The premise underlying this issue of Virtual Mentor is that there has been a change in the role that doctors play in society. It has occurred in small steps, over roughly 30 years. Although the process may have been imperceptible at any given time, as the small steps added up, they became substantial. And so a doctor today does not merely have new protocols for treating diseases or interacting with patients; he has a fundamentally different role in society. To be specific, as late as the 1970s, doctors practiced with an autonomy that is almost unimaginable today. They did not face the severe cost-cutting pressures that came about with the rise of HMOs and other managed care systems. Because malpractice lawsuits were less common, they did not feel obliged to practice the "defensive medicine" so familiar to doctors today. They shared information without HIPAA (Health Insurance Portability and Accountability Act) restrictions. And their patients did not come armed with challenging questions culled from Internet research, because the Internet did not exist.
Today, doctors are less independent, less autonomous, and more accountable to lawyers, insurance companies, and savvy, well-read patients. But even for those sympathetic to the challenges doctors face—indeed, even for doctors themselves—it can be hard to deny that this shift was in some ways needed. Doctors are ordinary people, who do all of the things ordinary people do: they make mistakes; they have weaknesses, biases, and conflicts of interest (which they may try to conceal, or at least play down); and they sometimes act in their own best interest rather than in the best interests of their patients.
To maintain perspective, it is worth pointing out that parallel changes have occurred in society's attitudes towards men and women in other positions of authority, including politicians, CEOs (who in the post-Enron era are required to sign documents stating that they agree with their company's financial reports), and even—though it still seems disrespectful to mention this—ministers and priests. Of course it would be naive to imagine the past as an idyllic time in which doctors, politicians, and CEOs always did the right thing. Nevertheless, it seems true that, taken in aggregate, popular attitudes toward traditional authority figures have become more questioning, more suspicious, and in some cases more cynical.
It is also worth noting that doctors today approach their careers differently than doctors did in the past: many doctors now think of medicine as a job. An important job, a demanding job, a worthwhile job, yes—but a job nonetheless. Fewer doctors are interested in devoting their lives wholly to the practice of medicine; they balance their careers against the competing interests of family and free time. Residents have demanded and received a limitation of work hours to 80 per week—and when the 80 hours are up, they are supposed to leave the hospital, regardless of the status of their patients. Medical students desire residencies in the so-called "lifestyle specialties," which offer controllable work hours, while specialties like general surgery and internal medicine draw fewer applicants. Of course, there is obvious good here, too. Doctors are able to have more balanced lives, and to play more active roles in their families.

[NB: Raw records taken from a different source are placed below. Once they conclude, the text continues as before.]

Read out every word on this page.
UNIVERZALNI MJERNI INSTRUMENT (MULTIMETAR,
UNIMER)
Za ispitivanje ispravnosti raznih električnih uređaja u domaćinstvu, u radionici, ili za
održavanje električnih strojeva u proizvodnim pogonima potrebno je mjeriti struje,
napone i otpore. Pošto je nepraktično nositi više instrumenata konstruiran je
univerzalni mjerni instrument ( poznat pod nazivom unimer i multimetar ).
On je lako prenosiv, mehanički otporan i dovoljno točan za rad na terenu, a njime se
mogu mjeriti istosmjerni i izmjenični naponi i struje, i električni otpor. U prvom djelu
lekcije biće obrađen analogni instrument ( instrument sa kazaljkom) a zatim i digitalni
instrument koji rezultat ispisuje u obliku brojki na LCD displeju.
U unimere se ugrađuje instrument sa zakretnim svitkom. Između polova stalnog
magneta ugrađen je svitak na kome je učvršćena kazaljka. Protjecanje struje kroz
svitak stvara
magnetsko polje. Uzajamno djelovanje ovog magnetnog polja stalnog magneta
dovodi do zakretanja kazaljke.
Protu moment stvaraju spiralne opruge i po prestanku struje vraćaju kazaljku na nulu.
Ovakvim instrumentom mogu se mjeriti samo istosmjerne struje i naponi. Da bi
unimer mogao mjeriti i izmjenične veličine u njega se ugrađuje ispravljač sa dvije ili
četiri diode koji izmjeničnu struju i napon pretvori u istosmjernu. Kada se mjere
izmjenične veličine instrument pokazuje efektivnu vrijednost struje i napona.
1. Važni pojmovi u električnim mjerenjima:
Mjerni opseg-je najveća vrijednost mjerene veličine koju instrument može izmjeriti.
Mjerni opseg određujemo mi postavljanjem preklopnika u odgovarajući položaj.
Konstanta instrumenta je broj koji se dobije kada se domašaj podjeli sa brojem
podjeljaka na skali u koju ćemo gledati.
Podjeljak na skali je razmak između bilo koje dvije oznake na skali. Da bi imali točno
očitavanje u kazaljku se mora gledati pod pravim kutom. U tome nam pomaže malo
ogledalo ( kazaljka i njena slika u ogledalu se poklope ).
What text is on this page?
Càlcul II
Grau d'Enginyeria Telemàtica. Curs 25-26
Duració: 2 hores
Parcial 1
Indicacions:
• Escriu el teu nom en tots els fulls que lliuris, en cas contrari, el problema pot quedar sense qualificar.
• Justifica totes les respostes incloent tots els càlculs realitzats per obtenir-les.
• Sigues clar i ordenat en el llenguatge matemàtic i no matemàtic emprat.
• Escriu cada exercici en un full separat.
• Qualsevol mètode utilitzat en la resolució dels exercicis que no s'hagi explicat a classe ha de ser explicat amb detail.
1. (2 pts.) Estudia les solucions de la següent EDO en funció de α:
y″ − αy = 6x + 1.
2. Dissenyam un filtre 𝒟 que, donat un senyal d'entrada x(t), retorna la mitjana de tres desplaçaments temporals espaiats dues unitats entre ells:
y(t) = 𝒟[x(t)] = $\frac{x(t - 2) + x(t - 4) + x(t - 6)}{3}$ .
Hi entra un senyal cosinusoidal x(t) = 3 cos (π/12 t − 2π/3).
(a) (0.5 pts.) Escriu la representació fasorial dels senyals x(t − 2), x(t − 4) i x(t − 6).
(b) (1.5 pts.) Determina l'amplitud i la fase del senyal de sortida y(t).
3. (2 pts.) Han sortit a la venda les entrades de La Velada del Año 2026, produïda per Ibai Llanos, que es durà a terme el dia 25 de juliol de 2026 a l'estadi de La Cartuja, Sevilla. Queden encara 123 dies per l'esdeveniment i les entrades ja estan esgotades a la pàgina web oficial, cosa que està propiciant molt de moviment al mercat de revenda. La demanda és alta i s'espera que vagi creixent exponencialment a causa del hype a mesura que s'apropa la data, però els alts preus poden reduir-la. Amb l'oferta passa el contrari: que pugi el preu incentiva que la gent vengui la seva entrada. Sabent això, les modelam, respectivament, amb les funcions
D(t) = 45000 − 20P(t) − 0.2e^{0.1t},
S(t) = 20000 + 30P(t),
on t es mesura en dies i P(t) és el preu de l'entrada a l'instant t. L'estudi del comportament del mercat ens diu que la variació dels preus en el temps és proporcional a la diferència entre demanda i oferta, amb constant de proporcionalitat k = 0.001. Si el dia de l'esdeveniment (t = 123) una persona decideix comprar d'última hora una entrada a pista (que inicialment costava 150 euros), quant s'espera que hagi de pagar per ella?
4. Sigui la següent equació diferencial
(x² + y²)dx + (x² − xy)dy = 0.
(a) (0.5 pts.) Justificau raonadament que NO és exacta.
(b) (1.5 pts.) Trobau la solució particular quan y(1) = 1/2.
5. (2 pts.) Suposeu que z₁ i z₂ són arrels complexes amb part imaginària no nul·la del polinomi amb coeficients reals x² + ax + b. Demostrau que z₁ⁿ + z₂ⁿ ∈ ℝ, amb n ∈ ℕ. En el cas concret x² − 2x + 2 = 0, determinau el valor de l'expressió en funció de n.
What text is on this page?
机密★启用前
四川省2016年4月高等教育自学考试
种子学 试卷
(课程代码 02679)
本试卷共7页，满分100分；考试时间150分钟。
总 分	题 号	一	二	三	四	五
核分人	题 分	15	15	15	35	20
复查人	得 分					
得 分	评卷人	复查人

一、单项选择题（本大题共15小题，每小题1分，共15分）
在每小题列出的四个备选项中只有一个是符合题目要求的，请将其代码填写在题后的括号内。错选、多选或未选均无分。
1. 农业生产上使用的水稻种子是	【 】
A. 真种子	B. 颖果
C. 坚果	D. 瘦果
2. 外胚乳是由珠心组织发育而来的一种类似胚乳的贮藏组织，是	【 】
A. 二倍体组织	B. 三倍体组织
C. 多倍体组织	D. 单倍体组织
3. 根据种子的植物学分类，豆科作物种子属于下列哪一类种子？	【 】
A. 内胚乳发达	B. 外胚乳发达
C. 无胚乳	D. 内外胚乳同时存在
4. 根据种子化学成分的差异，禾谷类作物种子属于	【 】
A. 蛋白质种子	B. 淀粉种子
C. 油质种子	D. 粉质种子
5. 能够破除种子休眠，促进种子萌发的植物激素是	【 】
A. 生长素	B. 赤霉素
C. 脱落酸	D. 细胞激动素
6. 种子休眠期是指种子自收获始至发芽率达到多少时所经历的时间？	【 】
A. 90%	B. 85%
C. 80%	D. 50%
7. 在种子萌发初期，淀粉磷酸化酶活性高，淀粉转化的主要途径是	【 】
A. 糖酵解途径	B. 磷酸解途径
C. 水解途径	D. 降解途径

And the changes have made it easier for women to practice medicine without giving up the option to have, and care for, children.

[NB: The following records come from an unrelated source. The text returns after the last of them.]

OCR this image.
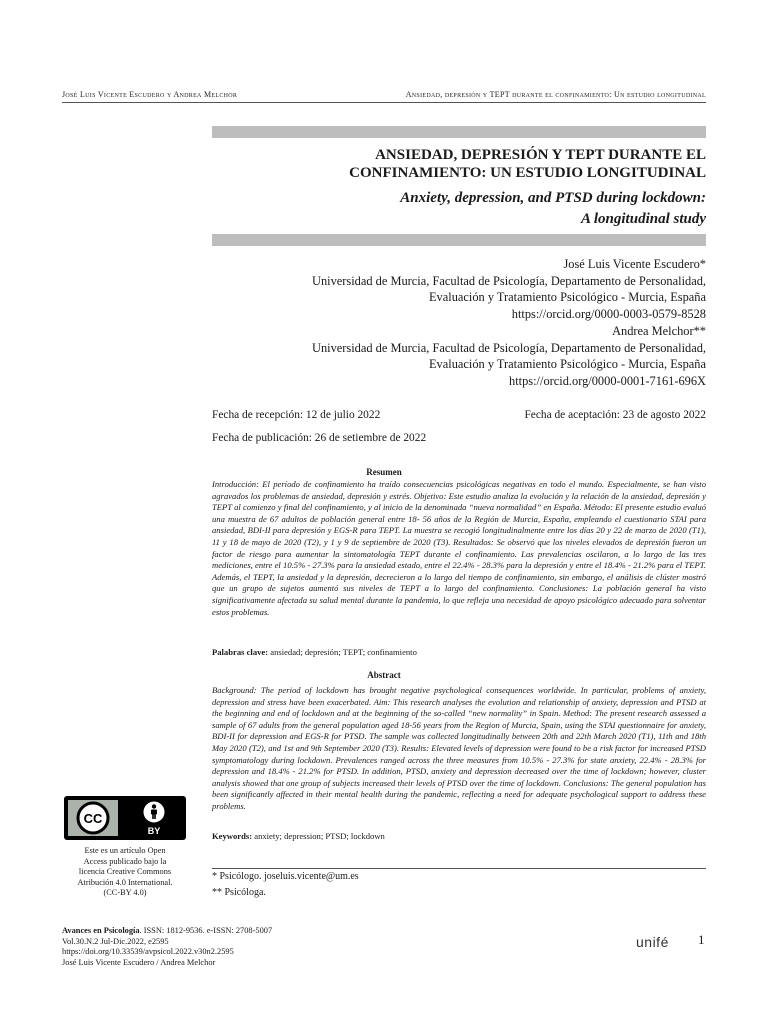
José Luis Vicente Escudero y Andrea Melchor	Ansiedad, depresión y TEPT durante el confinamiento: Un estudio longitudinal
ANSIEDAD, DEPRESIÓN Y TEPT DURANTE EL
CONFINAMIENTO: UN ESTUDIO LONGITUDINAL
Anxiety, depression, and PTSD during lockdown:
A longitudinal study
José Luis Vicente Escudero*
Universidad de Murcia, Facultad de Psicología, Departamento de Personalidad,
Evaluación y Tratamiento Psicológico - Murcia, España
https://orcid.org/0000-0003-0579-8528
Andrea Melchor**
Universidad de Murcia, Facultad de Psicología, Departamento de Personalidad,
Evaluación y Tratamiento Psicológico - Murcia, España
https://orcid.org/0000-0001-7161-696X
Fecha de recepción: 12 de julio 2022	Fecha de aceptación: 23 de agosto 2022
Fecha de publicación: 26 de setiembre de 2022
Resumen
Introducción: El período de confinamiento ha traído consecuencias psicológicas negativas en todo el mundo. Especialmente, se han visto agravados los problemas de ansiedad, depresión y estrés. Objetivo: Este estudio analiza la evolución y la relación de la ansiedad, depresión y TEPT al comienzo y final del confinamiento, y al inicio de la denominada “nueva normalidad” en España. Método: El presente estudio evaluó una muestra de 67 adultos de población general entre 18- 56 años de la Región de Murcia, España, empleando el cuestionario STAI para ansiedad, BDI-II para depresión y EGS-R para TEPT. La muestra se recogió longitudinalmente entre los días 20 y 22 de marzo de 2020 (T1), 11 y 18 de mayo de 2020 (T2), y 1 y 9 de septiembre de 2020 (T3). Resultados: Se observó que los niveles elevados de depresión fueron un factor de riesgo para aumentar la sintomatología TEPT durante el confinamiento. Las prevalencias oscilaron, a lo largo de las tres mediciones, entre el 10.5% - 27.3% para la ansiedad estado, entre el 22.4% - 28.3% para la depresión y entre el 18.4% - 21.2% para el TEPT. Además, el TEPT, la ansiedad y la depresión, decrecieron a lo largo del tiempo de confinamiento, sin embargo, el análisis de clúster mostró que un grupo de sujetos aumentó sus niveles de TEPT a lo largo del confinamiento. Conclusiones: La población general ha visto significativamente afectada su salud mental durante la pandemia, lo que refleja una necesidad de apoyo psicológico adecuado para solventar estos problemas.
Palabras clave: ansiedad; depresión; TEPT; confinamiento
Abstract
Background: The period of lockdown has brought negative psychological consequences worldwide. In particular, problems of anxiety, depression and stress have been exacerbated. Aim: This research analyses the evolution and relationship of anxiety, depression and PTSD at the beginning and end of lockdown and at the beginning of the so-called “new normality” in Spain. Method: The present research assessed a sample of 67 adults from the general population aged 18-56 years from the Region of Murcia, Spain, using the STAI questionnaire for anxiety, BDI-II for depression and EGS-R for PTSD. The sample was collected longitudinally between 20th and 22th March 2020 (T1), 11th and 18th May 2020 (T2), and 1st and 9th September 2020 (T3). Results: Elevated levels of depression were found to be a risk factor for increased PTSD symptomatology during lockdown. Prevalences ranged across the three measures from 10.5% - 27.3% for state anxiety, 22.4% - 28.3% for depression and 18.4% - 21.2% for PTSD. In addition, PTSD, anxiety and depression decreased over the time of lockdown; however, cluster analysis showed that one group of subjects increased their levels of PTSD over the time of lockdown. Conclusions: The general population has been significantly affected in their mental health during the pandemic, reflecting a need for adequate psychological support to address these problems.
Keywords: anxiety; depression; PTSD; lockdown
CC
BY
Este es un artículo Open
Access publicado bajo la
licencia Creative Commons
Atribución 4.0 International.
(CC-BY 4.0)
* Psicólogo. joseluis.vicente@um.es
** Psicóloga.
Avances en Psicología. ISSN: 1812-9536. e-ISSN: 2708-5007
Vol.30.N.2 Jul-Dic.2022, e2595
https://doi.org/10.33539/avpsicol.2022.v30n2.2595
José Luis Vicente Escudero / Andrea Melchor
unifé 1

For decades (if not centuries), doctors often have not been held accountable for their behavior or performance. As stewards of specialized knowledge, they were rarely evaluated, questioned, or challenged. That time has ended. The most obvious and familiar proof can be given in one word: malpractice. But there are other examples, which, though perhaps not as familiar to the general public, are nevertheless transforming the practice of medicine in very tangible ways. For example, there has been an increasing demand for the use of evidence-based medicine, that is, treatments that can be justified and supported by published data. There have been multiple efforts to link physicians' pay to their performance, rewarding doctors for using accepted treatments and achieving good outcomes. There have been more rigorous attempts to expose conflicts of interest. These most commonly involve financial ties to industry, but there are other, subtler ways in which doctors can be conflicted, even within individual, seemingly straightforward clinical encounters. There have been more systematic efforts to review and evaluate medical records, to rate physician performance, and the list goes on.

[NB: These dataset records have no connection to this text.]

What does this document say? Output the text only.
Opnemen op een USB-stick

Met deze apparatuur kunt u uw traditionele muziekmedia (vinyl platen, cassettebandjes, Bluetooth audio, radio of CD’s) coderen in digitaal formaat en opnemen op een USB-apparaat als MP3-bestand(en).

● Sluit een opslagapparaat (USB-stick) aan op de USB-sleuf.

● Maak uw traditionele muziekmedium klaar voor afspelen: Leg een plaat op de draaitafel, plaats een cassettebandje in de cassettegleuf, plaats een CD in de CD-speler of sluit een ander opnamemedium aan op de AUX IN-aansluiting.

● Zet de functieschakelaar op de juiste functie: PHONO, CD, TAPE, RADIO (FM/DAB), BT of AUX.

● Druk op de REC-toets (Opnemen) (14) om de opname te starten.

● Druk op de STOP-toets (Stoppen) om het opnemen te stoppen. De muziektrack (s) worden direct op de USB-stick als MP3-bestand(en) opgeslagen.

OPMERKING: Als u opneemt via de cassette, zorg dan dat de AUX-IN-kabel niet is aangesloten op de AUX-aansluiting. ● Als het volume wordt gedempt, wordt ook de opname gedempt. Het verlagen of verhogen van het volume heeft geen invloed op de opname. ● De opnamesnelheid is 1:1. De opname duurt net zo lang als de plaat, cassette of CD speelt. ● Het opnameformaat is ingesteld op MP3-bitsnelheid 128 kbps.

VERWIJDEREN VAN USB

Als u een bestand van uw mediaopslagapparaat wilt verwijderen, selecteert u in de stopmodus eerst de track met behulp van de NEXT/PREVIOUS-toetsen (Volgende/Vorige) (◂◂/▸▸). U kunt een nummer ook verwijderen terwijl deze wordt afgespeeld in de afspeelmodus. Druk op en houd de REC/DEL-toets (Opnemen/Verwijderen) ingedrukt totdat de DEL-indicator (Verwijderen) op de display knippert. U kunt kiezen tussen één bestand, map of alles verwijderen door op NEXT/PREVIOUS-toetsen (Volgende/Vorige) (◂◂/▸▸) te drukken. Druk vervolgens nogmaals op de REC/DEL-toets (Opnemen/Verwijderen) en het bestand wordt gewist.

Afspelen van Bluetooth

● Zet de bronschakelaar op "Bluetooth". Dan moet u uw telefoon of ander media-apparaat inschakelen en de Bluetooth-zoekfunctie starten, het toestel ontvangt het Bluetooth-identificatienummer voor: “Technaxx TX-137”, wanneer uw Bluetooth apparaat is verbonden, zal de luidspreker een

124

These developments do not imply that doctors are bad or evil, or that anyone perceives them to be. Rather, they represent a systematic acknowledgement that, although most doctors are trying to do the right thing most of the time, all doctors have biases, flaws, and weaknesses, and they make misjudgments and mistakes. But most importantly, these developments imply a general recognition that doctors face complex situations in which they must weigh competing interests and in which the right or best action may not be obvious to anyone.
It is my hope that this issue of Virtual Mentor will help medical students and new doctors form their own opinions about the changes that are occurring and about the most appropriate and productive responses to them.
Finally, I would like to thank the authors for the generous contribution of their time and energy, and for their unfailingly positive attitudes towards this project.